北西太平洋とオホーツク海を回遊するミンククジラ(オホーツク海・西太平洋系統群)の資源量は、国際捕鯨委員会(IWC)によって、25,000頭と推定されています。 この資源に悪影響を及ぼすことなく捕獲枠を算出させる改訂管理方式(RMP)の適用に際して必要な系群構造に関する情報を得ることを主目的に、1994年から1999年までミンククジラ捕獲調査(JARPN)を実施しました。 このJARPN調査によって、日本列島を挟んだ太平洋側と日本海側のミンククジラは各々独立した繁殖活動を行っている集団(系統群)であることを証明したほか、太平洋側の同じ集団(オホーツク海・西太平洋系統群)に属していても、日本の沿岸と沖合並びにオホーツク海とで年齢や性によって棲み別けをする傾向が強いことを明らかにしました。 更にこの集団が最近ではサンマやカタクチイワシ、スケトウダラ等を主として捕食しており、しかも量的にも場所的にも漁業と競合している可能性が高いこと等が明らかになったことから、水産資源の包括的管理のためには、鯨類を含めた資源調査の必要性が強く認識されるようになりました。 こうした経緯を踏まえて、JARPNを第二段階へと発展させる調査(JARPNII)が2000年から開始されました。
JARPNIIで最も優先される課題は、鯨類の餌として消費される生物種の量や嗜好性を調べて鯨類の摂餌生態を解明するとともに、それらの相互関係を基にした生態系モデルの構築を進めて、鯨類を含む日本周辺海洋生物資源の複数種一括管理に貢献することにあります。 そのために捕獲調査対象鯨種を従来のミンククジラ(体長8m、資源量25,000頭)に加えて、生物量が大きく、捕食量の海洋生態系に及ぼす影響がミンククジラを凌ぐと推定されているニタリクジラ(体長13m、資源量23,000頭)やマッコウクジラ(体長雄15m・雌11m、資源量102,000頭)、更にミンククジラの資源量を超えるまでに資源が回復してきていることが最近明らかになったイワシクジラ(体長14m、資源量28,000頭)に調査の対象種を拡げるとともに、計量魚探や中層トロールによる餌生物調査も鯨の捕獲調査と並行して行っております。
JARPNIIではこうした摂餌生態の解明の他に、汚染物質が海洋生態系に及ぼしている影響の解明や、それぞれの鯨種の資源構造の解明にも引き続き取り組んでいくことにしております。

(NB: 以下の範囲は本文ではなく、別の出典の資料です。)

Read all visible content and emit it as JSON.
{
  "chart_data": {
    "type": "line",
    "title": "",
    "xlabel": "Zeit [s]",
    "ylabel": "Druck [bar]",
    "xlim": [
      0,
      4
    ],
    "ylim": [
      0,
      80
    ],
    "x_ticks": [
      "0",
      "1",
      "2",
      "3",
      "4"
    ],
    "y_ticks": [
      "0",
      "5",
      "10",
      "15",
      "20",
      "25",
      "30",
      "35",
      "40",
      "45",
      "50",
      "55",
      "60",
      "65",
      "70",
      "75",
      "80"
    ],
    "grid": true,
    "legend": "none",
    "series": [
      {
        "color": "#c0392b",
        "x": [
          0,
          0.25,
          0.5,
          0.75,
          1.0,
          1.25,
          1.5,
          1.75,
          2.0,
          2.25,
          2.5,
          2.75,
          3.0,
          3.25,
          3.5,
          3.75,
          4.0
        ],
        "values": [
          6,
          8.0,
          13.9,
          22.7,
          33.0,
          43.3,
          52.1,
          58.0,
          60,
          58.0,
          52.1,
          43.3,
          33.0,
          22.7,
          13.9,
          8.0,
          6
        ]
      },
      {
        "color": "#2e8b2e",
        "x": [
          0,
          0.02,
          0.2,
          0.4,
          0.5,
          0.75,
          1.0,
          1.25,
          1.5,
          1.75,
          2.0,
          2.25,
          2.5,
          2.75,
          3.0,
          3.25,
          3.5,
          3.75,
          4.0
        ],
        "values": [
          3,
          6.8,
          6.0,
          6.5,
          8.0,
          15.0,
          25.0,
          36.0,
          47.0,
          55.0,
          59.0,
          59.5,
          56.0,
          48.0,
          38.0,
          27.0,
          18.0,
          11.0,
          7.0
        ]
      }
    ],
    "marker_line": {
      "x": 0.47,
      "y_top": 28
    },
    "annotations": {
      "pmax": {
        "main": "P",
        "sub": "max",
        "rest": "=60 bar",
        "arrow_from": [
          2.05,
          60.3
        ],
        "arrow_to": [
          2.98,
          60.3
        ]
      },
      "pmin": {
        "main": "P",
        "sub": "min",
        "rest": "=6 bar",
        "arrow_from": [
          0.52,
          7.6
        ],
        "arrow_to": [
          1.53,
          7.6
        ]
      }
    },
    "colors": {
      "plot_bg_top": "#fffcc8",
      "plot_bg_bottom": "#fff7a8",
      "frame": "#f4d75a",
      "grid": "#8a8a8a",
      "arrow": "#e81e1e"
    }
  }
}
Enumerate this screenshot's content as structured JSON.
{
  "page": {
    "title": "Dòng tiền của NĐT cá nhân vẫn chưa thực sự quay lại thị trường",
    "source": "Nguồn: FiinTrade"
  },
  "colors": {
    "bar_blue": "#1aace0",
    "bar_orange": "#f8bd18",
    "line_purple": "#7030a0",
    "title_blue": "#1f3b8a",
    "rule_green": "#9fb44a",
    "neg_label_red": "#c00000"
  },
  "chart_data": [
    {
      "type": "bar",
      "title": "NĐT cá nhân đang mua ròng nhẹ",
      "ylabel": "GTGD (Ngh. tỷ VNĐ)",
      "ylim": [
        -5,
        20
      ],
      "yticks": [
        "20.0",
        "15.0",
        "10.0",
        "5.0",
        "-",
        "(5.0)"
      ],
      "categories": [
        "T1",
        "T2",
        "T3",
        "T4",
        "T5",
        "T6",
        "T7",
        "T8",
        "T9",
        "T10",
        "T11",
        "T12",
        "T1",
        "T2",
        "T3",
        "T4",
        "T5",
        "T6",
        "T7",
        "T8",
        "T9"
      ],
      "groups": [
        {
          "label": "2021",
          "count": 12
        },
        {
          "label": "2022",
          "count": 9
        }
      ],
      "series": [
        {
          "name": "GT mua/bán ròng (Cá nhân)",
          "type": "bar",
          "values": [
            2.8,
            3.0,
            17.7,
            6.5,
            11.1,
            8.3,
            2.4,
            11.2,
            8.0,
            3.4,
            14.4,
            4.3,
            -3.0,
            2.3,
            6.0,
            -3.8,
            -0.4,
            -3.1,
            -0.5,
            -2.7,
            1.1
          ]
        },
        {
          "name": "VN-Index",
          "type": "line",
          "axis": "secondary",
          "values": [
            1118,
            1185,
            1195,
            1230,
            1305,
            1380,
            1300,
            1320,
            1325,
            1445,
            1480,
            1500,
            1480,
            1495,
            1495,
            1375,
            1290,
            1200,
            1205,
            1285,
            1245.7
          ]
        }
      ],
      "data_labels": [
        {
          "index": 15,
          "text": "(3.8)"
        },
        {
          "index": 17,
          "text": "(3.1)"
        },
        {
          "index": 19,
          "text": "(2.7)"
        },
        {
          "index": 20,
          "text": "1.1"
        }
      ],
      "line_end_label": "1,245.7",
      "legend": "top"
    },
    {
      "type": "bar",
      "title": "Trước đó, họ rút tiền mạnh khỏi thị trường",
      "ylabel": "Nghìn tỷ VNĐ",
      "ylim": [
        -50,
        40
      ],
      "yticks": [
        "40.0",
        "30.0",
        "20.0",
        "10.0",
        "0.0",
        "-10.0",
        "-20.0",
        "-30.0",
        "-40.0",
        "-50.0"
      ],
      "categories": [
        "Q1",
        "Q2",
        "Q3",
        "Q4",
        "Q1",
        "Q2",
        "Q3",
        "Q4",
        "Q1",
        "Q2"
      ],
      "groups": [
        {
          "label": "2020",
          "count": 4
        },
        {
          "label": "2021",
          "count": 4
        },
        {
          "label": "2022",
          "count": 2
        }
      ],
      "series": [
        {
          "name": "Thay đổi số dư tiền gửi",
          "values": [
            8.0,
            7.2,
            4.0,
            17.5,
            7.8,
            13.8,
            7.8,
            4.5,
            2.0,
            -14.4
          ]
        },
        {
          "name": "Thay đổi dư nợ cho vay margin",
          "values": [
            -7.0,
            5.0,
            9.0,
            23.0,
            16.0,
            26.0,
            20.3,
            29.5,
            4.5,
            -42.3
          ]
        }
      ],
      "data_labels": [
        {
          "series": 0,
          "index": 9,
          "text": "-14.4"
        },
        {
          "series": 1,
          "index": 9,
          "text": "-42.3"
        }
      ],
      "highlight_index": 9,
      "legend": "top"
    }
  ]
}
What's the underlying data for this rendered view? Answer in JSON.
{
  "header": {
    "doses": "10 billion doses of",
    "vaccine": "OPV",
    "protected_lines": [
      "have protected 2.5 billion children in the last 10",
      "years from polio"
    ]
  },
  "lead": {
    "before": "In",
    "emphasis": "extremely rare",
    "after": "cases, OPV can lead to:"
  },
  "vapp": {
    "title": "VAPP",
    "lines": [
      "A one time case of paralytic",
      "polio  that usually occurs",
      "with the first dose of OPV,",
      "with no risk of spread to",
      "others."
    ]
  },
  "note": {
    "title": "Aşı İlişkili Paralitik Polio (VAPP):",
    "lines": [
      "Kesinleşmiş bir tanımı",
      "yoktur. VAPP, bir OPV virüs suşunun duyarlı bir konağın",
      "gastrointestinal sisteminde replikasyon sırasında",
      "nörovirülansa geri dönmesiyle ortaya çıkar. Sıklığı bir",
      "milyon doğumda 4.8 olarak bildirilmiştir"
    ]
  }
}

今回出港する日新丸船団による調査の他に、JARPNII計画の下では小型捕鯨船よる沿岸域の調査も行われております。 昨年秋に実施された釧路沖での調査に続き、本年は4月10日から5月2日までに宮城県牡鹿町を基地にした調査が行われ、計画のミンククジラ50頭が採集され、調査が終了しました。
これらの科学目的のための捕獲調査は、国際捕鯨取締条約第8条によって締約国の権利として認められているものであります。 また、漁業資源の適切な管理を実現させるための鯨類調査の必要性は、国際連合食糧農業機関(FAO)の水産委員会でも強く指摘されています。
北西太平洋における鯨類の
(1) 摂餌生態の解明
(2) 蓄積汚染物質の分析による海洋環境調査並びに
(3) 系群構造の解明を実施する。
調査期間(日新丸船団)平成15年5月13日(出港) 〜 平成15年8月26日(入港予定)
調査海域北緯35度以北、日本沿岸から東経170度にかけた北西太平洋(7,8,9海区)。ただし、オホーツク海並びに外国の200海里水域を除く。
2003年北西太平洋鯨類捕獲調査における調査海域
調査員(日新丸船団)調査団長 藤瀬良弘((財)日本鯨類研究所 参事)
日本鯨類研究所より 藤瀬良弘 他15名
遠洋水産研究所より 川原重幸 他1名
その他ロシア並びに韓国より研究者各1名、及び帯広畜産大学の福井 豊教授が乗船。
調査母船 日 新 丸( 7,575トン 遠山 大介 船長 以下123名)
目視採集船 第二勇新丸( 747トン 松坂 潔 船長 以下17名)
目視採集船 勇 新 丸( 720トン 廣瀬喜代治 船長 以下19名)
目視採集船 第一京丸( 812トン 亀井 秀春 船長 以下22名)
目視専門船 第二共新丸( 372トン 三浦 敏行 船長 以下22名)
餌生物調査船 俊 鷹 丸( 887トン 小野田 勝 船長 以下29名)
ミンククジラ 100頭
ニタリクジラ 50頭
イワシクジラ 50頭
マッコウクジラ 10頭
を各々上限とする。この他、4月に行った沿岸域調査で、別途ミンククジラ50頭採集済み。